Fall for Dance: The Long-Term Impact

Leslie Kraus from Kate Weare Company

Let me preface this post by saying that a full review of Friday evening’s performance is coming soon. But first, here are some thoughts and questions (and no real answers) about marketing dance at the Fall for Dance festival.

Since 2004, audiences have packed New York City Center for its Fall for Dance festival, which offers $10 tickets and an array of different companies sharing the stage each night. The festival is an ambitious undertaking, and of course, would not be possible without some serious financial support, much of which comes from Time Warner. As encouraging as it was to see a full house on Friday evening, I continue to wonder what long-term impact Fall for Dance has on dance performance attendance in and around Manhattan. Just because the festival is an annual success – cheap tickets and an incredible variety of talented companies over a ten-day period is pretty extraordinary – doesn’t necessarily mean that FFD attendees are going to attend performances for the other eleven months of the year, especially when tickets for most performances are more expensive.

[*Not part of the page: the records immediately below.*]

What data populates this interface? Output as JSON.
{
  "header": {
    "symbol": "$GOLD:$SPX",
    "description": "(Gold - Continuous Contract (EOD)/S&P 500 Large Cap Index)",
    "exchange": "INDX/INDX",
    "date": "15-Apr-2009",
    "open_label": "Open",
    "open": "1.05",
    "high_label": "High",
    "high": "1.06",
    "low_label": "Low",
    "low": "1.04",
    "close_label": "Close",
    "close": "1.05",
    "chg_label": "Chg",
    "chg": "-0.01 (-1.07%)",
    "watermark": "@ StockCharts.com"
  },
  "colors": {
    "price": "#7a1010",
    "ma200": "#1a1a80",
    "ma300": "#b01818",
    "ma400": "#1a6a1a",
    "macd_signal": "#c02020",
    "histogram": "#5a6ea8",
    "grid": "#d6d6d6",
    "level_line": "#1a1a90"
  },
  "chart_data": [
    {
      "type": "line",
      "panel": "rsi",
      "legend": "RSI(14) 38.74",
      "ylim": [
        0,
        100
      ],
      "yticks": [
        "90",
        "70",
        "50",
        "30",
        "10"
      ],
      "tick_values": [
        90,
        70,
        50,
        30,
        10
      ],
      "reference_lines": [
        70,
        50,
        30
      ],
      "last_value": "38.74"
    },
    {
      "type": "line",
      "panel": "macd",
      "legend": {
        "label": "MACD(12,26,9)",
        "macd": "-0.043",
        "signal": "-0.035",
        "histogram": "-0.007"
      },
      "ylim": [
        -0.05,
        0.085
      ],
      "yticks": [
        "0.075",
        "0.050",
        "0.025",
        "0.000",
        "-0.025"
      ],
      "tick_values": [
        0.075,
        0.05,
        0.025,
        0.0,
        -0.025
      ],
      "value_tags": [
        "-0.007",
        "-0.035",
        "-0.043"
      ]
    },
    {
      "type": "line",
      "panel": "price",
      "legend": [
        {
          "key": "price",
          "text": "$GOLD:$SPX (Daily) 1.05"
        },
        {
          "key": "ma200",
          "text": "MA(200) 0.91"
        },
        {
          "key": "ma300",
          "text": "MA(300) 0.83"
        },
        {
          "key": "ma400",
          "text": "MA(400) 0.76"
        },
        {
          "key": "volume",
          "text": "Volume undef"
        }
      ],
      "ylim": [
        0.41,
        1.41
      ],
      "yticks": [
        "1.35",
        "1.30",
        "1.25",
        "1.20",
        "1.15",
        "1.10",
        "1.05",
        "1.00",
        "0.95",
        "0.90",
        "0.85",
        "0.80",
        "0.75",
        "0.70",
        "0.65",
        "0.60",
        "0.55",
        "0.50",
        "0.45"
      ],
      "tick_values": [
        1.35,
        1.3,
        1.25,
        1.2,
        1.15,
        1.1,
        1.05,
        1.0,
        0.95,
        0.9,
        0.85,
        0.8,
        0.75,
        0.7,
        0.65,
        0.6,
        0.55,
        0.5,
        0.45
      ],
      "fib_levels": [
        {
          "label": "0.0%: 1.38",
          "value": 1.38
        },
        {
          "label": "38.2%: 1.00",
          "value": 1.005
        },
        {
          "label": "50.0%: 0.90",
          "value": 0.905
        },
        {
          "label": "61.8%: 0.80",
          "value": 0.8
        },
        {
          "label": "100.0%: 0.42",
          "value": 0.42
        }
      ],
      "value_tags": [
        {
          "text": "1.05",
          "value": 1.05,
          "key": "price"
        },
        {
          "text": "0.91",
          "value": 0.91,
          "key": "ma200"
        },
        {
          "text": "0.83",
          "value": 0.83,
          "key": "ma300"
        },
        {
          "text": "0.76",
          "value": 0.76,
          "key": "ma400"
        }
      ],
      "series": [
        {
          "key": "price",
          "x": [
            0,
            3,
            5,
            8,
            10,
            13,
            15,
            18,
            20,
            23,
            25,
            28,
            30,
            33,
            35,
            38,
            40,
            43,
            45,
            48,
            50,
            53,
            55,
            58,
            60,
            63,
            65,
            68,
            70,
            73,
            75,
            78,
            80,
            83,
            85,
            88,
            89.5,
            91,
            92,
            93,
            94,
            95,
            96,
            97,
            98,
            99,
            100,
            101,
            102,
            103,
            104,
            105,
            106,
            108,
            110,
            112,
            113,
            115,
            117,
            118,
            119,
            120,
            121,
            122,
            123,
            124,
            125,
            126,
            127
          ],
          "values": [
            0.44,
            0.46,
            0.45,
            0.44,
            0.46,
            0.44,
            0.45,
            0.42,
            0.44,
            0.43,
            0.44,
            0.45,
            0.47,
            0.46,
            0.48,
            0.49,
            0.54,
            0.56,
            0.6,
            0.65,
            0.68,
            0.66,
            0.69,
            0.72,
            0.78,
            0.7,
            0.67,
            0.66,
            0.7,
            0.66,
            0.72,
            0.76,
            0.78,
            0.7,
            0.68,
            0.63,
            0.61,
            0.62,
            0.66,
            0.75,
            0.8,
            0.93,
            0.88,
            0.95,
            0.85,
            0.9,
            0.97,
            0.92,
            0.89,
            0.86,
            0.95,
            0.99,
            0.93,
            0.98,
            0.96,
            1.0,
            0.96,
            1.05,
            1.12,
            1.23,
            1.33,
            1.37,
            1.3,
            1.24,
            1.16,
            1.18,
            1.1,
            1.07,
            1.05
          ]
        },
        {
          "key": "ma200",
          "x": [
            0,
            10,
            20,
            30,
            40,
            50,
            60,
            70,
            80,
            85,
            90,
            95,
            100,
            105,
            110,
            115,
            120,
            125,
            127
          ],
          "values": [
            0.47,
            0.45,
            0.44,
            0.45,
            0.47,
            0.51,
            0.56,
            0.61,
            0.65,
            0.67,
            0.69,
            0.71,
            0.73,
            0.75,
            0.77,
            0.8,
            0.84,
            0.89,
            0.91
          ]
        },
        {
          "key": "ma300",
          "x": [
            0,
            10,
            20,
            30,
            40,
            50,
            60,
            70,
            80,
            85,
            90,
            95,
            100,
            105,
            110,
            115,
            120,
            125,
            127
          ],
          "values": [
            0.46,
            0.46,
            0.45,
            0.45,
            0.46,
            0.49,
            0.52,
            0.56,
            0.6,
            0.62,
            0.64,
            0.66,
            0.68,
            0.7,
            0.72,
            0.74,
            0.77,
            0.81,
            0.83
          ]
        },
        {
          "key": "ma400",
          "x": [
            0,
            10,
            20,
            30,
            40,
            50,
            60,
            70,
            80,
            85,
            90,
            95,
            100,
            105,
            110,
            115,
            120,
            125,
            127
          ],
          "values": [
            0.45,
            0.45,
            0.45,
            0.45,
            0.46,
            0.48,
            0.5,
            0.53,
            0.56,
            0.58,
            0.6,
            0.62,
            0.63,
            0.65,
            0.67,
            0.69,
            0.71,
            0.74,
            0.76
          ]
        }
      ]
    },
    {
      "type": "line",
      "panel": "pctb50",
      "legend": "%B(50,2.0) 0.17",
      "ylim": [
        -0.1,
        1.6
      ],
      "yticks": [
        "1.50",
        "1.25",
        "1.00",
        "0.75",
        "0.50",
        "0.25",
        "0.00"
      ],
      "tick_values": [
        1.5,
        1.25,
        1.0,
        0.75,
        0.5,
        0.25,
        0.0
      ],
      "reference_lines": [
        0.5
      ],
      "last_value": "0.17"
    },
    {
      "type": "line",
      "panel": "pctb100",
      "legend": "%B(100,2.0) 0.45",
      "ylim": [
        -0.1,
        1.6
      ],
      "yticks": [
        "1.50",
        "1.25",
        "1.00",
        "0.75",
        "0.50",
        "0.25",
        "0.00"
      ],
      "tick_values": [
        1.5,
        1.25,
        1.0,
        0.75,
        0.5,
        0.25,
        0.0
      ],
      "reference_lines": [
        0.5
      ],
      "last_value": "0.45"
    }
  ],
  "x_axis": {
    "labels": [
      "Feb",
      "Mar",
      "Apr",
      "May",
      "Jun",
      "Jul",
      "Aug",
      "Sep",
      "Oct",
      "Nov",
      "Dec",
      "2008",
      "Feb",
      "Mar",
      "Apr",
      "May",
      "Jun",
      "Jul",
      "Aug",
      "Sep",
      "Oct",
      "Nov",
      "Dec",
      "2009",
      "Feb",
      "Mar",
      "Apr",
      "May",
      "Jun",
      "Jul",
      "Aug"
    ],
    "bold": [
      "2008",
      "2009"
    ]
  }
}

I think FFD has two goals: to raise the public’s awareness about the variety of dance by presenting numerous companies from all over the globe, and to cultivate an enduring audience for dance – one that is interested in attending more performances after being wowed (hopefully) by the festival. Since audiences are treated to a diverse program no matter which night they attend, the former goal seems to have been accomplished. But it would be interesting to know how FFD has influenced annual dance attendance throughout NYC. City Center is smart to include audience surveys (and discount coupons for upcoming performances) in its programs, asking mainly about previous attendance at City Center and the types of performances that are most appealing to an individual (movies, dance, theater, etc). However, this survey is more focused on providing information to City Center so that it can increase its membership, which is certainly a reasonable and much-desired outcome of FFD. It would be interesting and incredibly useful to determine what percentage of FFD audience members – as a result of their experience at FFD – are attending performances at other venues in Manhattan, and how often they’re going.

It’s important to note that Fall for Dance isn’t solely marketing its own performances, nor is the festival only about the dancing on stage. The FFD lounge is open before, during, and after each performance, and offers pre- and post-performance cocktails, food, music, and dance lessons for the general public. A large table displayed brochures for a variety of companies and venues throughout Manhattan, and I was pleased to see so many people huddled around and perusing the offerings. Hopefully this information encourages audience members to attend more performances while increasing their awareness of the numerous dance offerings that exist in NYC, but choosing what to see can be tricky, especially for dance newcomers.

The wonderful thing about FFD is that no matter which night an individual attends, he or she will probably see at least one piece that they enjoy and appreciate, and at least one that just doesn’t speak to them. For $10, it’s worth it. But when someone’s paying $30 or more to see about two hours of one company on stage, he/she wants to make sure it’s their cup of tea since they’re taking a bigger risk. So, how do dance companies and venues address this issue? And what else can dance samplers like Fall for Dance do to encourage audiences to see more performances, and more frequently? Box office success and general buzz throughout the ten-day festival is one thing, but transferring that success and increasing overall long-term arts attendance is an entirely other challenge, and one that requires ongoing discussion and consideration.